Healing, the Archetypes, and Patterns of Wholeness

Healing, the Archetypes, and Patterns of Wholeness

Carl Jung said healing happens when one is put in right relationship to the archetypes—or patterns of wholeness. All true healing systems incorporate the process of putting the patient back in touch with these patterns.

My spiritual teacher, Norma T., whose teachings I discuss much more fully in Farming Soul, taught me a number of things which may seem apparent to many, but weren’t to me. One of these teachings had to do with energetics of the patterns of wholeness. She said that our job here on earth is to make ourselves as big as possible. By this she meant we need to learn to expand our auras.

Certainly this is not something I learned in my training to be an analyst, although it was implied. Many of us drawn to Jung and analytical psychology are drawn to this expansion which comes when we listen to the unconscious through dreams or imaginings and incorporate what is missing into our conscious acceptance of our whole selves. We are larger. Larger energies of the Self are accessible.

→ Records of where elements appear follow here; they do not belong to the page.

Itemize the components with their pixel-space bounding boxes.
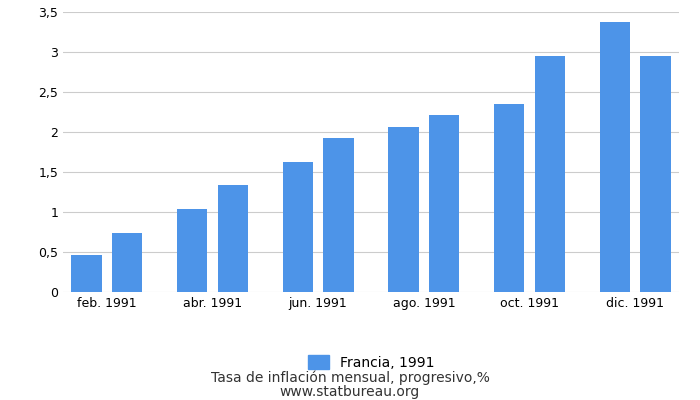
Text: Tasa de inflación mensual, progresivo,%: Tasa de inflación mensual, progresivo,%: [211, 371, 489, 385]
Bar: [429, 115, 459, 292]
Bar: [323, 138, 354, 292]
Bar: [535, 56, 565, 292]
Text: www.statbureau.org: www.statbureau.org: [280, 385, 420, 399]
Bar: [218, 185, 248, 292]
Bar: [71, 255, 101, 292]
Bar: [389, 127, 419, 292]
Bar: [177, 209, 207, 292]
Bar: [494, 104, 524, 292]
Bar: [283, 162, 313, 292]
Bar: [112, 233, 142, 292]
Bar: [640, 56, 671, 292]
Legend: Francia, 1991: Francia, 1991: [302, 349, 440, 375]
Bar: [600, 22, 630, 292]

Norma T. took this a step further. She said this is reflected in the human aura. Constriction of the aura (reflecting dis-ease) results from suppression of unacceptable qualities or feelings, or from too much criticism from self or other. Expansion happens when we are joyful, grateful, and loving life.

She carried this further: when we enlarge our auras, this impacts others. I have learned that if the energies are truly from the Self and in right relationship to the ego, this expansion doesn’t eclipse the other, but provides stimulus for the expansion of his or her own aura.

This is the alchemical operation of multiplicatio, an extension of the one to the many. The student learns by transmission, or resonance, from the higher resonances of the Self stimulated by the teacher’s own personal work. My most important learnings have come from certain teachers in this way. Although these unique teachers—including Norma T.—were ahead of me, I never have felt lesser-than. Rather, I knew just a little more than I could have on my own. My growing edge expanded!

I grow increasingly aware of how important these patterns of wholeness are. Called or not called, they are here, and impact us profoundly. In these next blogs I will explore how some of these patterns have come into my own life, some of them unexpected: the proportions of our home, the scent of the essential oils we grow, walking the age-old pattern of a labyrinth, or simply, like Sabien emerging from the laundry basket, through enjoying life!